In response to “Abortion Should Not Be Law of the Land,” in the Back Talk section of the Advocate published May 30 – June 5. That letter was a response to “If It’s Not Your Body, It’s Not Your Business,” published the prior week.

Abortion is a medical procedure that is necessary to be an option for many reasons and none of those reasons are anyone’s business but a woman and her doctor and making it illegal is not OK. It’s dangerous …

— Missy Miller-Clapp, Facebook comment

Your personal anecdote, as personal and as powerful as it may be for you, shouldn’t dictate the lives of other people.

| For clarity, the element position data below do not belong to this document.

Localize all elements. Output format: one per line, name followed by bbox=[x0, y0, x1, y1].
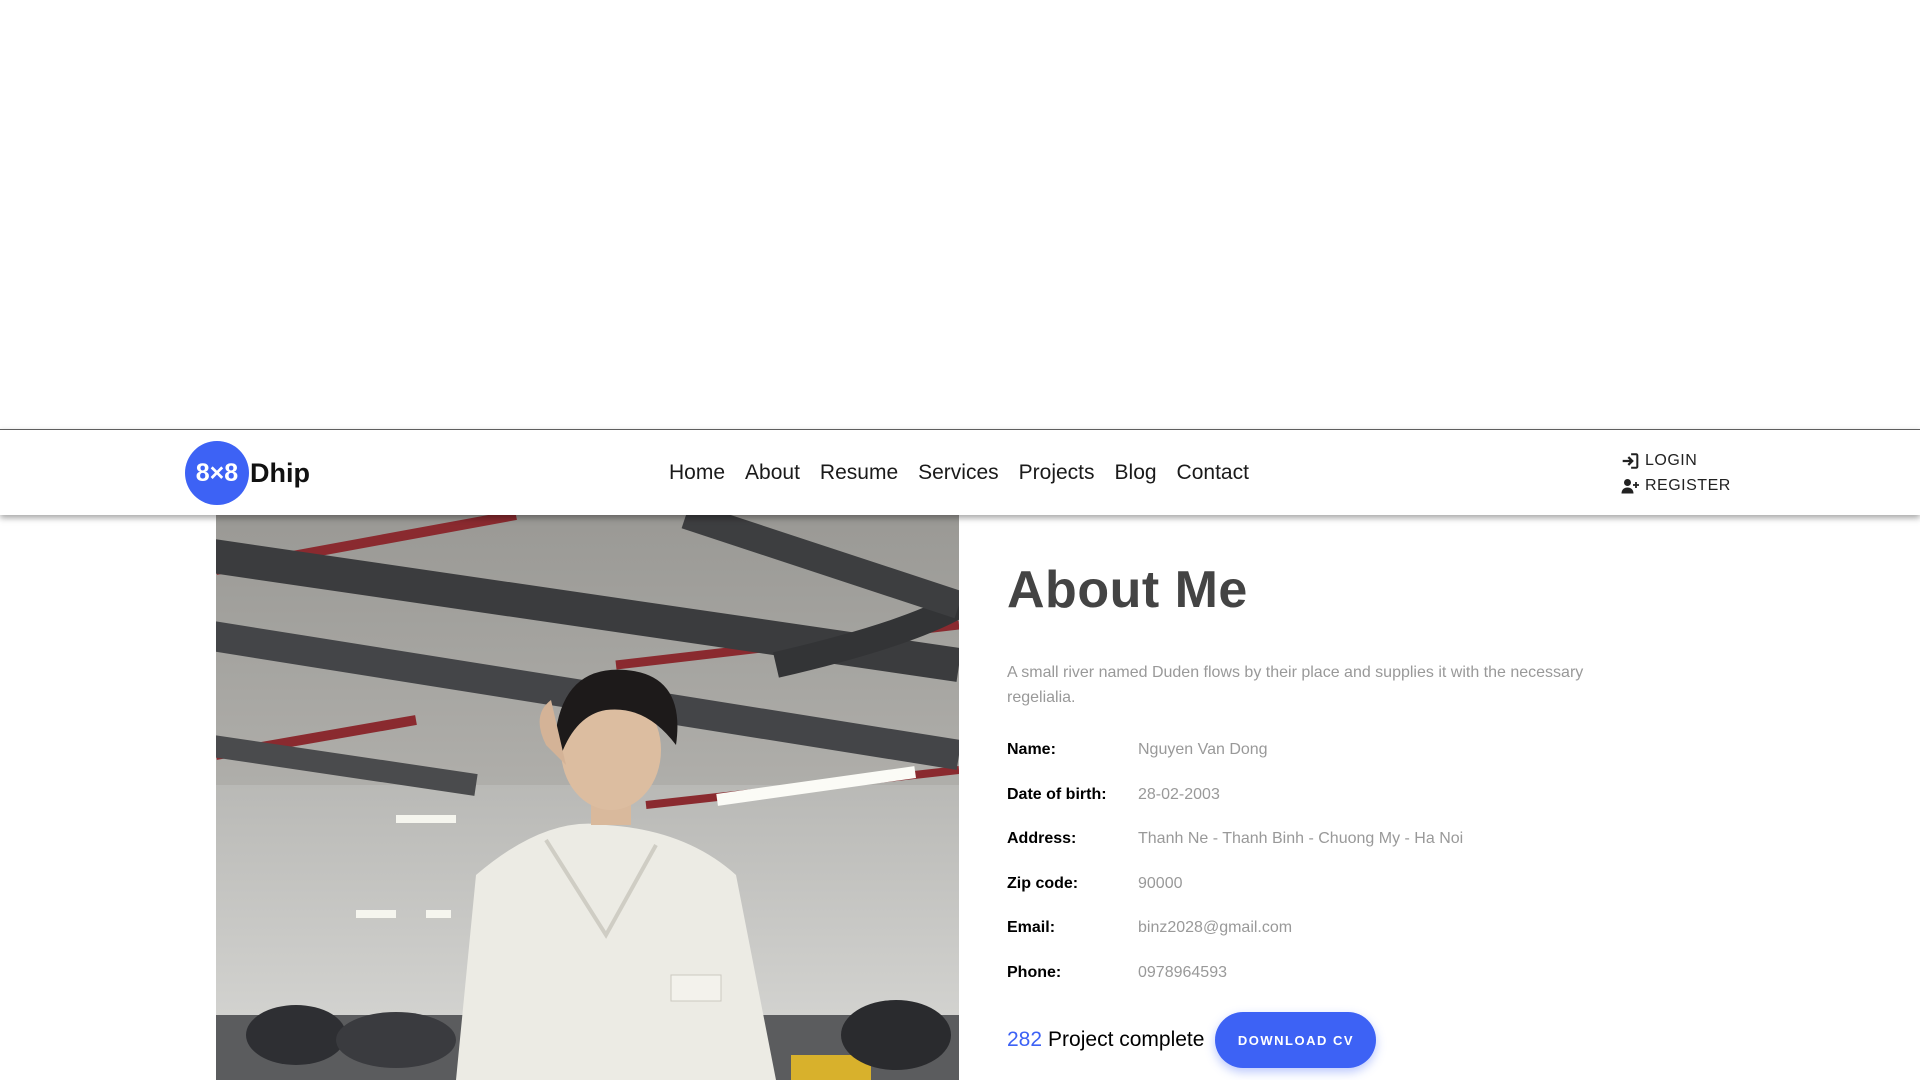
info-label: Zip code: bbox=[1007, 874, 1079, 892]
download-cv-button[interactable]: DOWNLOAD CV bbox=[1215, 1012, 1377, 1068]
project-count-label: Project complete bbox=[1048, 1028, 1205, 1051]
brand-badge: 8×8 bbox=[185, 441, 249, 505]
register-label: REGISTER bbox=[1645, 477, 1731, 494]
info-row-phone: Phone: 0978964593 bbox=[1007, 951, 1647, 996]
info-row-address: Address: Thanh Ne - Thanh Binh - Chuong … bbox=[1007, 817, 1647, 862]
info-value: 28-02-2003 bbox=[1138, 785, 1220, 803]
info-value: Thanh Ne - Thanh Binh - Chuong My - Ha N… bbox=[1138, 830, 1464, 848]
sign-in-icon bbox=[1622, 453, 1639, 469]
info-label: Address: bbox=[1007, 830, 1077, 848]
nav-item-contact[interactable]: Contact bbox=[1177, 461, 1249, 485]
nav-item-resume[interactable]: Resume bbox=[820, 461, 898, 485]
profile-photo bbox=[216, 515, 959, 1080]
user-plus-icon bbox=[1621, 479, 1639, 494]
login-link[interactable]: LOGIN bbox=[1621, 451, 1731, 471]
project-count: 282 bbox=[1007, 1028, 1043, 1051]
about-description: A small river named Duden flows by their… bbox=[1007, 664, 1584, 706]
brand-logo[interactable]: 8×8 Dhip bbox=[185, 441, 310, 505]
info-value: binz2028@gmail.com bbox=[1138, 919, 1293, 937]
info-row-name: Name: Nguyen Van Dong bbox=[1007, 728, 1647, 773]
info-value: Nguyen Van Dong bbox=[1138, 741, 1268, 759]
nav-item-home[interactable]: Home bbox=[669, 461, 725, 485]
register-link[interactable]: REGISTER bbox=[1621, 476, 1731, 496]
info-row-dob: Date of birth: 28-02-2003 bbox=[1007, 773, 1647, 818]
nav-item-services[interactable]: Services bbox=[918, 461, 999, 485]
info-row-zip: Zip code: 90000 bbox=[1007, 862, 1647, 907]
main-nav: Home About Resume Services Projects Blog… bbox=[669, 430, 1269, 516]
about-title: About Me bbox=[1007, 561, 1248, 619]
info-label: Phone: bbox=[1007, 963, 1062, 981]
about-section: About Me A small river named Duden flows… bbox=[1007, 560, 1647, 1068]
info-list: Name: Nguyen Van Dong Date of birth: 28-… bbox=[1007, 728, 1647, 995]
info-label: Name: bbox=[1007, 741, 1056, 759]
info-label: Email: bbox=[1007, 919, 1056, 937]
info-label: Date of birth: bbox=[1007, 785, 1107, 803]
navbar: 8×8 Dhip Home About Resume Services Proj… bbox=[0, 429, 1920, 515]
nav-item-about[interactable]: About bbox=[745, 461, 800, 485]
project-cta: 282 Project complete DOWNLOAD CV bbox=[1007, 1012, 1647, 1068]
brand-name: Dhip bbox=[250, 457, 310, 488]
nav-item-blog[interactable]: Blog bbox=[1115, 461, 1157, 485]
info-row-email: Email: binz2028@gmail.com bbox=[1007, 906, 1647, 951]
info-value: 0978964593 bbox=[1138, 963, 1227, 981]
portrait-photo bbox=[216, 515, 959, 1080]
login-label: LOGIN bbox=[1645, 452, 1698, 469]
auth-links: LOGIN REGISTER bbox=[1621, 451, 1731, 496]
nav-item-projects[interactable]: Projects bbox=[1019, 461, 1095, 485]
info-value: 90000 bbox=[1138, 874, 1183, 892]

— Jeffery Anderson-Burgos, Facebook comment

“As for Ohio’s heartbeat bill and pro-life legislation in other states, I would suggest Ms. Levesque take her own advice and MYOB.” My goodness. The writer has completely missed the point. The point is that bills that take “away” rights are interfering in the privacy, freedom, and independence (aka the “business”) of a womb-having person, and unequally, since there are no proposed limitations on the bodily rights of testicle-having persons who father unwanted children. It is the business of all women and womb-having people, regardless of what state we live in, to advocate for our rights — especially when the anti-abortion legislation in other states is “clearly not” minding it’s own business, being designed to be challenged up the legal ladder with the intent of toppling Roe. Also, I have to add, since this writer asks (snittily, to use a Barr-ism) whether the writer of the original piece has “ever heard of adoption,” has the writer of this rebuttal ever heard of the medical cost of pregnancy and birth? Even with very good health insurance, it can cost $10,000-$15,000 to bear a child, not to mention impacts to ones social and professional life. Why should women have to face these financial, professional, and social setbacks for an unwanted pregnancy just because some people in this country have an unfounded religious belief that there is a soul that somehow pops out of nowhere at the moment of conception? I’m so glad the writer of this rebuttal is happy with her life choices but she needs to realize that her feelings have nothing to do with the rights of others to make their own choices.

— Caro Roszell, Facebook comment

While everyone is discussing abortion rights we are not focusing any discussion, education and increased resources for the 450,000 children in foster care right now today in just the United States. It’s the opioid crisis. Lots of grandparents are raising their grandchildren. We have a serious problem in this country. I want this energy to focus on those children. It is truly frustrating to hear the anti abortion people not engaging in the whole story. Abortion will remain safe and legal. Now what are we going to do about the foster children. Signed, Retired Foster Mom.